Most are already sold for this year.  But I'll entertain trades for LOTS and LOTS of sling...jk.


----------



## beetleman (Aug 31, 2007)

those are awesome! i luv amazons,wow ive seen the leopard amazons around here and there,but those are killer! thanks for sharing:clap:


----------



## UrbanJungles (Aug 31, 2007)

Thanks, I keep Leopards as well.
Here are some offspring from a couple of years ago...


----------



## zimbu (Aug 31, 2007)

They're all so beautiful and healthy looking!  I love the first shot especially, they all look so lively.  Do you have any pics of your adults?


----------



## UrbanJungles (Aug 31, 2007)




----------



## sidguppy (Sep 1, 2007)

Those colors.... 

gorgeous!

*Brian wrote:*


> That first pic is great! Nine heads in the air, very inquisitive


looks more like extremely defensive nasty bad tempered critters to me  

I used to work in a reptile zoo and on occasion we had a shipment of babies of snakes like that (Corallus hortulanus if I'm not mistaken) and I really hated these things. 
they look really nice and cute and then I had to clean the cage or replace the waterbowl, pry 4 or 5 of these nasties from my hand or arm (they seem to know where the gloves end; bastards!), get out the first aid kit, put some iodine on all the lil' holes they made in my skin.....they have a LOT of tiny needle like teeth wich are razorsharp and they bite at the drop of a hat.....

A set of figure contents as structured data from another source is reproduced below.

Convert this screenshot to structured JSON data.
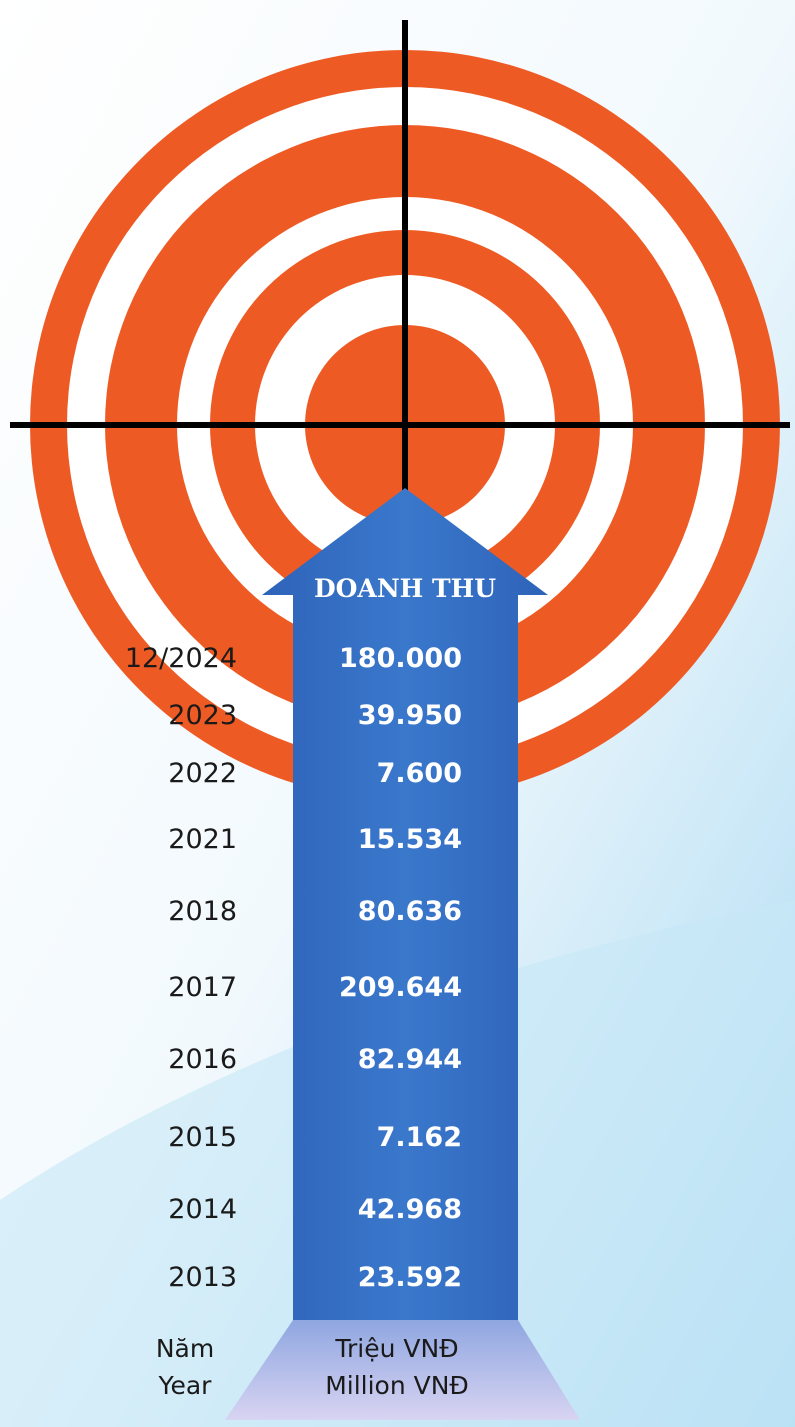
{
  "title": "DOANH THU",
  "rows": [
    {
      "year": "12/2024",
      "value": "180.000"
    },
    {
      "year": "2023",
      "value": "39.950"
    },
    {
      "year": "2022",
      "value": "7.600"
    },
    {
      "year": "2021",
      "value": "15.534"
    },
    {
      "year": "2018",
      "value": "80.636"
    },
    {
      "year": "2017",
      "value": "209.644"
    },
    {
      "year": "2016",
      "value": "82.944"
    },
    {
      "year": "2015",
      "value": "7.162"
    },
    {
      "year": "2014",
      "value": "42.968"
    },
    {
      "year": "2013",
      "value": "23.592"
    }
  ],
  "footer": {
    "year_label": [
      "Năm",
      "Year"
    ],
    "unit_label": [
      "Triệu VNĐ",
      "Million  VNĐ"
    ]
  }
}
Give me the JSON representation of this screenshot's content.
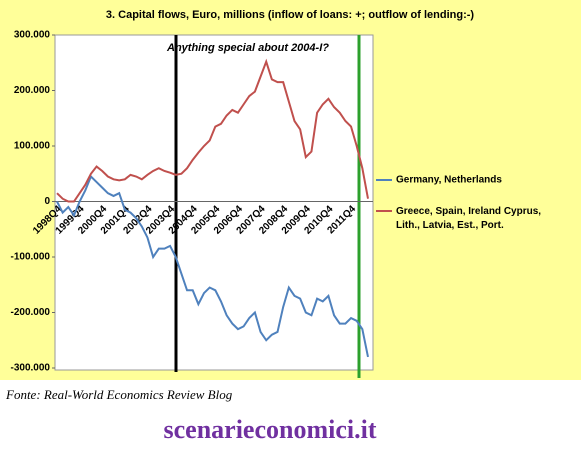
{
  "chart_data": {
    "type": "line",
    "title": "3. Capital flows, Euro, millions (inflow of loans: +; outflow of lending:-)",
    "annotation": "Anything special about 2004-I?",
    "categories": [
      "1998Q4",
      null,
      null,
      null,
      "1999Q4",
      null,
      null,
      null,
      "2000Q4",
      null,
      null,
      null,
      "2001Q4",
      null,
      null,
      null,
      "2002Q4",
      null,
      null,
      null,
      "2003Q4",
      null,
      null,
      null,
      "2004Q4",
      null,
      null,
      null,
      "2005Q4",
      null,
      null,
      null,
      "2006Q4",
      null,
      null,
      null,
      "2007Q4",
      null,
      null,
      null,
      "2008Q4",
      null,
      null,
      null,
      "2009Q4",
      null,
      null,
      null,
      "2010Q4",
      null,
      null,
      null,
      "2011Q4",
      null,
      null,
      null
    ],
    "series": [
      {
        "name": "Germany, Netherlands",
        "color": "#4f81bd",
        "values": [
          0,
          -20000,
          -10000,
          -25000,
          0,
          20000,
          45000,
          35000,
          25000,
          15000,
          10000,
          15000,
          -15000,
          -20000,
          -30000,
          -45000,
          -65000,
          -100000,
          -85000,
          -85000,
          -80000,
          -100000,
          -130000,
          -160000,
          -160000,
          -185000,
          -165000,
          -155000,
          -160000,
          -180000,
          -205000,
          -220000,
          -230000,
          -225000,
          -210000,
          -200000,
          -235000,
          -250000,
          -240000,
          -235000,
          -190000,
          -155000,
          -170000,
          -175000,
          -200000,
          -205000,
          -175000,
          -180000,
          -170000,
          -205000,
          -220000,
          -220000,
          -210000,
          -215000,
          -230000,
          -280000
        ]
      },
      {
        "name": "Greece, Spain, Ireland Cyprus, Lith., Latvia, Est., Port.",
        "color": "#c0504d",
        "values": [
          15000,
          5000,
          0,
          0,
          15000,
          30000,
          50000,
          63000,
          55000,
          45000,
          40000,
          38000,
          40000,
          48000,
          45000,
          40000,
          48000,
          55000,
          60000,
          55000,
          52000,
          48000,
          50000,
          60000,
          75000,
          88000,
          100000,
          110000,
          135000,
          140000,
          155000,
          165000,
          160000,
          175000,
          190000,
          198000,
          225000,
          252000,
          220000,
          215000,
          215000,
          180000,
          145000,
          130000,
          80000,
          90000,
          160000,
          175000,
          185000,
          170000,
          160000,
          145000,
          135000,
          100000,
          60000,
          5000
        ]
      }
    ],
    "ylim": [
      -300000,
      300000
    ],
    "yticks": [
      {
        "value": 300000,
        "label": "300.000"
      },
      {
        "value": 200000,
        "label": "200.000"
      },
      {
        "value": 100000,
        "label": "100.000"
      },
      0,
      {
        "value": -100000,
        "label": "-100.000"
      },
      {
        "value": -200000,
        "label": "-200.000"
      },
      {
        "value": -300000,
        "label": "-300.000"
      }
    ]
  },
  "source": "Fonte: Real-World Economics Review Blog",
  "watermark": "scenarieconomici.it"
}
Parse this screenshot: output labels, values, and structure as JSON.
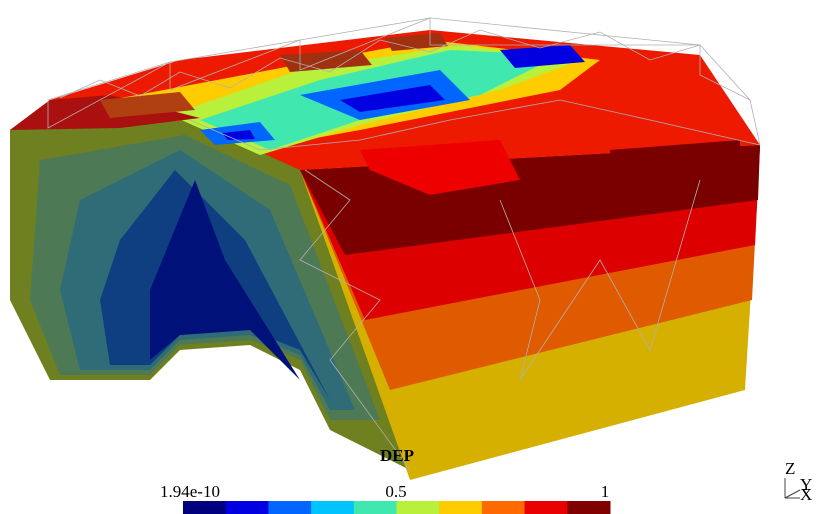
{
  "colorbar": {
    "title": "DEP",
    "labels": [
      "1.94e-10",
      "0.5",
      "1"
    ],
    "colors": [
      "#00007f",
      "#0000e0",
      "#0066ff",
      "#00c4ff",
      "#40e8b0",
      "#b8f03c",
      "#ffcc00",
      "#ff6a00",
      "#e80000",
      "#800000"
    ]
  },
  "axes": {
    "z": "Z",
    "y": "Y",
    "x": "X"
  }
}
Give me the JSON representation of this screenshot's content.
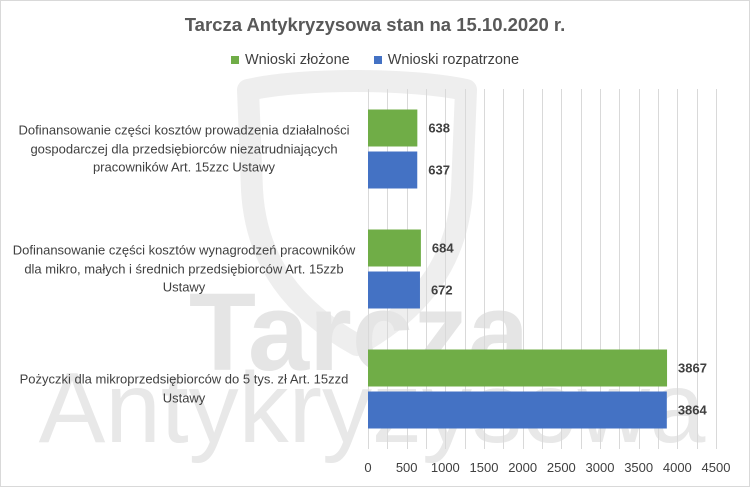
{
  "chart_data": {
    "type": "bar",
    "orientation": "horizontal",
    "title": "Tarcza Antykryzysowa stan na 15.10.2020 r.",
    "categories": [
      "Dofinansowanie części kosztów prowadzenia działalności\ngospodarczej dla przedsiębiorców niezatrudniających\npracowników Art. 15zzc Ustawy",
      "Dofinansowanie części kosztów wynagrodzeń pracowników\ndla mikro, małych i średnich przedsiębiorców Art. 15zzb\nUstawy",
      "Pożyczki dla mikroprzedsiębiorców do 5 tys. zł Art. 15zzd\nUstawy"
    ],
    "series": [
      {
        "name": "Wnioski złożone",
        "color": "#70AD47",
        "values": [
          638,
          684,
          3867
        ]
      },
      {
        "name": "Wnioski rozpatrzone",
        "color": "#4472C4",
        "values": [
          637,
          672,
          3864
        ]
      }
    ],
    "xlim": [
      0,
      4500
    ],
    "xticks": [
      0,
      500,
      1000,
      1500,
      2000,
      2500,
      3000,
      3500,
      4000,
      4500
    ],
    "grid": true,
    "grid_step": 250,
    "legend_position": "top",
    "data_labels": true
  },
  "watermark": {
    "line1": "Tarcza",
    "line2": "Antykryzysowa"
  }
}
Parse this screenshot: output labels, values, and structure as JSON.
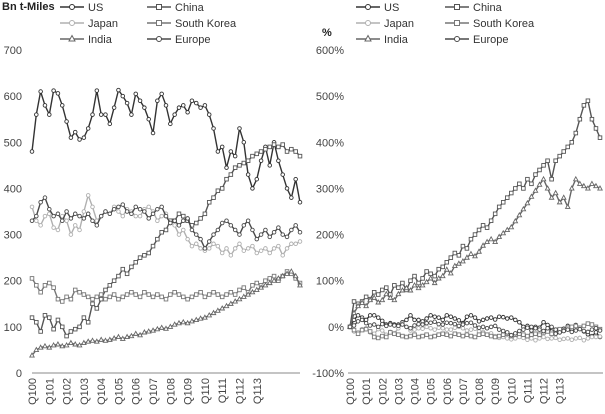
{
  "chart_data": [
    {
      "type": "line",
      "title": "",
      "ylabel": "Bn t-Miles",
      "xlabel": "",
      "ylim": [
        0,
        700
      ],
      "yticks": [
        "0",
        "100",
        "200",
        "300",
        "400",
        "500",
        "600",
        "700"
      ],
      "ytick_values": [
        0,
        100,
        200,
        300,
        400,
        500,
        600,
        700
      ],
      "x_tick_labels": [
        "Q100",
        "Q101",
        "Q102",
        "Q103",
        "Q104",
        "Q105",
        "Q106",
        "Q107",
        "Q108",
        "Q109",
        "Q110",
        "Q111",
        "Q112",
        "Q113"
      ],
      "series": [
        {
          "name": "US",
          "color": "#333333",
          "marker": "circle",
          "values": [
            480,
            560,
            610,
            580,
            560,
            612,
            606,
            580,
            545,
            510,
            522,
            506,
            510,
            530,
            560,
            612,
            560,
            560,
            540,
            575,
            613,
            600,
            585,
            560,
            605,
            590,
            575,
            550,
            520,
            590,
            605,
            580,
            540,
            560,
            575,
            580,
            565,
            590,
            585,
            575,
            580,
            560,
            530,
            480,
            490,
            445,
            480,
            470,
            530,
            500,
            430,
            400,
            420,
            460,
            490,
            450,
            500,
            460,
            430,
            400,
            380,
            420,
            370
          ]
        },
        {
          "name": "China",
          "color": "#555555",
          "marker": "square",
          "values": [
            120,
            110,
            90,
            125,
            120,
            95,
            115,
            100,
            80,
            90,
            95,
            100,
            120,
            110,
            150,
            140,
            160,
            180,
            190,
            200,
            210,
            225,
            215,
            230,
            240,
            250,
            255,
            260,
            275,
            290,
            305,
            310,
            330,
            330,
            345,
            340,
            330,
            320,
            325,
            335,
            345,
            370,
            380,
            395,
            400,
            420,
            430,
            445,
            450,
            455,
            460,
            470,
            475,
            480,
            485,
            490,
            495,
            490,
            495,
            480,
            485,
            480,
            470
          ]
        },
        {
          "name": "Japan",
          "color": "#b0b0b0",
          "marker": "circle",
          "values": [
            360,
            330,
            320,
            340,
            345,
            315,
            310,
            340,
            330,
            300,
            320,
            310,
            350,
            385,
            360,
            330,
            340,
            350,
            345,
            360,
            350,
            340,
            355,
            350,
            340,
            340,
            355,
            360,
            350,
            330,
            340,
            345,
            325,
            320,
            300,
            310,
            290,
            275,
            280,
            270,
            265,
            270,
            280,
            275,
            260,
            270,
            255,
            270,
            280,
            265,
            270,
            275,
            260,
            265,
            270,
            260,
            270,
            275,
            255,
            270,
            280,
            280,
            285
          ]
        },
        {
          "name": "South Korea",
          "color": "#777777",
          "marker": "square",
          "values": [
            205,
            190,
            175,
            190,
            195,
            185,
            160,
            155,
            165,
            160,
            180,
            175,
            170,
            165,
            160,
            165,
            170,
            160,
            165,
            170,
            160,
            165,
            170,
            175,
            170,
            165,
            175,
            170,
            165,
            170,
            165,
            160,
            170,
            175,
            170,
            165,
            160,
            165,
            170,
            175,
            165,
            170,
            175,
            170,
            165,
            170,
            175,
            170,
            180,
            185,
            175,
            190,
            195,
            190,
            200,
            205,
            210,
            200,
            210,
            220,
            215,
            205,
            195
          ]
        },
        {
          "name": "India",
          "color": "#666666",
          "marker": "triangle",
          "values": [
            38,
            50,
            55,
            58,
            55,
            60,
            62,
            58,
            60,
            65,
            62,
            60,
            65,
            68,
            70,
            68,
            72,
            70,
            72,
            75,
            78,
            74,
            78,
            80,
            85,
            82,
            88,
            90,
            92,
            95,
            98,
            96,
            100,
            105,
            108,
            110,
            108,
            112,
            115,
            118,
            120,
            125,
            130,
            135,
            140,
            145,
            150,
            155,
            160,
            165,
            170,
            175,
            180,
            185,
            190,
            195,
            200,
            205,
            210,
            215,
            220,
            210,
            190
          ]
        },
        {
          "name": "Europe",
          "color": "#4a4a4a",
          "marker": "circle",
          "values": [
            330,
            340,
            370,
            380,
            355,
            340,
            345,
            330,
            350,
            335,
            345,
            340,
            335,
            345,
            330,
            320,
            340,
            350,
            345,
            355,
            360,
            365,
            350,
            345,
            360,
            355,
            350,
            335,
            345,
            355,
            360,
            340,
            325,
            330,
            320,
            330,
            335,
            310,
            300,
            290,
            270,
            285,
            300,
            310,
            325,
            330,
            320,
            310,
            300,
            320,
            330,
            310,
            290,
            300,
            310,
            295,
            305,
            315,
            300,
            295,
            310,
            320,
            305
          ]
        }
      ]
    },
    {
      "type": "line",
      "title": "",
      "ylabel": "%",
      "xlabel": "",
      "ylim": [
        -100,
        600
      ],
      "yticks": [
        "-100%",
        "0%",
        "100%",
        "200%",
        "300%",
        "400%",
        "500%",
        "600%"
      ],
      "ytick_values": [
        -100,
        0,
        100,
        200,
        300,
        400,
        500,
        600
      ],
      "x_tick_labels": [
        "Q100",
        "Q101",
        "Q102",
        "Q103",
        "Q104",
        "Q105",
        "Q106",
        "Q107",
        "Q108",
        "Q109",
        "Q110",
        "Q111",
        "Q112",
        "Q113"
      ],
      "series": [
        {
          "name": "US",
          "color": "#333333",
          "marker": "circle",
          "values": [
            0,
            15,
            25,
            20,
            15,
            25,
            25,
            20,
            13,
            5,
            8,
            5,
            5,
            10,
            15,
            25,
            15,
            15,
            12,
            18,
            25,
            22,
            20,
            15,
            25,
            22,
            18,
            14,
            8,
            22,
            25,
            20,
            12,
            15,
            18,
            20,
            16,
            22,
            21,
            18,
            20,
            15,
            10,
            0,
            2,
            -8,
            0,
            -2,
            10,
            4,
            -10,
            -15,
            -12,
            -4,
            2,
            -6,
            4,
            -4,
            -10,
            -16,
            -20,
            -12,
            -22
          ]
        },
        {
          "name": "China",
          "color": "#555555",
          "marker": "square",
          "values": [
            0,
            55,
            50,
            55,
            65,
            60,
            75,
            70,
            80,
            85,
            70,
            90,
            85,
            95,
            80,
            100,
            110,
            95,
            105,
            120,
            115,
            110,
            125,
            130,
            140,
            150,
            160,
            155,
            175,
            170,
            190,
            200,
            210,
            220,
            215,
            230,
            245,
            260,
            270,
            280,
            290,
            300,
            310,
            300,
            320,
            310,
            330,
            340,
            350,
            360,
            320,
            360,
            370,
            380,
            390,
            400,
            420,
            450,
            480,
            490,
            450,
            430,
            410
          ]
        },
        {
          "name": "Japan",
          "color": "#b0b0b0",
          "marker": "circle",
          "values": [
            0,
            -10,
            -12,
            -5,
            -3,
            -12,
            -15,
            -5,
            -8,
            -17,
            -11,
            -14,
            -3,
            7,
            0,
            -8,
            -6,
            -3,
            -4,
            0,
            -3,
            -6,
            -2,
            -3,
            -6,
            -6,
            -2,
            0,
            -3,
            -8,
            -6,
            -4,
            -10,
            -11,
            -17,
            -14,
            -20,
            -24,
            -22,
            -25,
            -27,
            -25,
            -22,
            -24,
            -28,
            -25,
            -29,
            -25,
            -22,
            -26,
            -25,
            -24,
            -28,
            -26,
            -25,
            -28,
            -25,
            -24,
            -29,
            -25,
            -22,
            -22,
            -21
          ]
        },
        {
          "name": "South Korea",
          "color": "#777777",
          "marker": "square",
          "values": [
            0,
            -7,
            -15,
            -7,
            -5,
            -10,
            -22,
            -24,
            -20,
            -22,
            -12,
            -15,
            -17,
            -20,
            -22,
            -20,
            -17,
            -22,
            -20,
            -17,
            -22,
            -20,
            -17,
            -15,
            -17,
            -20,
            -15,
            -17,
            -20,
            -17,
            -20,
            -22,
            -17,
            -15,
            -17,
            -20,
            -22,
            -20,
            -17,
            -15,
            -20,
            -17,
            -15,
            -17,
            -20,
            -17,
            -15,
            -17,
            -12,
            -10,
            -15,
            -7,
            -5,
            -7,
            -2,
            0,
            2,
            -2,
            2,
            7,
            5,
            0,
            -5
          ]
        },
        {
          "name": "India",
          "color": "#666666",
          "marker": "triangle",
          "values": [
            0,
            30,
            45,
            52,
            45,
            58,
            63,
            53,
            58,
            71,
            63,
            58,
            71,
            79,
            84,
            79,
            90,
            84,
            90,
            97,
            105,
            95,
            105,
            110,
            124,
            116,
            132,
            137,
            142,
            150,
            158,
            153,
            163,
            176,
            184,
            190,
            184,
            195,
            203,
            210,
            216,
            229,
            242,
            255,
            268,
            282,
            295,
            308,
            320,
            300,
            280,
            290,
            270,
            280,
            260,
            300,
            320,
            310,
            305,
            300,
            310,
            305,
            300
          ]
        },
        {
          "name": "Europe",
          "color": "#4a4a4a",
          "marker": "circle",
          "values": [
            0,
            3,
            12,
            15,
            8,
            3,
            5,
            0,
            6,
            2,
            5,
            3,
            2,
            5,
            0,
            -3,
            3,
            6,
            5,
            8,
            9,
            11,
            6,
            5,
            9,
            8,
            6,
            2,
            5,
            8,
            9,
            3,
            -2,
            0,
            -3,
            0,
            2,
            -6,
            -9,
            -12,
            -18,
            -14,
            -9,
            -6,
            -2,
            0,
            -3,
            -6,
            -9,
            -3,
            0,
            -6,
            -12,
            -9,
            -6,
            -11,
            -8,
            -5,
            -9,
            -11,
            -6,
            -3,
            -8
          ]
        }
      ]
    }
  ],
  "legend": {
    "items": [
      {
        "label": "US",
        "marker": "circle"
      },
      {
        "label": "China",
        "marker": "square"
      },
      {
        "label": "Japan",
        "marker": "circle"
      },
      {
        "label": "South Korea",
        "marker": "square"
      },
      {
        "label": "India",
        "marker": "triangle"
      },
      {
        "label": "Europe",
        "marker": "circle"
      }
    ]
  }
}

a wee little snake with a LOT of character in my experience.
bastards
 

still a very nice clutter and some serious awesome breeding going on here! amazing stuff


----------



## Nivek (Sep 2, 2007)

Nine gorgeous heads looking for something to bite! I love ATB's and their take on the world attitude, lol. Truly spectacular snakes! Congrats on the success with them as well.:clap:


----------



## Schlyne (Sep 5, 2007)

I love that first shot.  Nice batch of little nippers


----------



## jonnysebachi (Sep 10, 2007)

Awsome babies, I have been thinking of trying those snakes.  If i have questions i will keep you in mind for resources.


----------



## UrbanJungles (Sep 17, 2007)

My website also features alot of caresheets and info...if you have any other questions just shoot me a PM.


----------



## Morax (Sep 19, 2007)

*congrats!!*

imagine waking up to all those heads in your face...beautyful atb's snakes i love there colors your a lucky guy....congrats:clap:


----------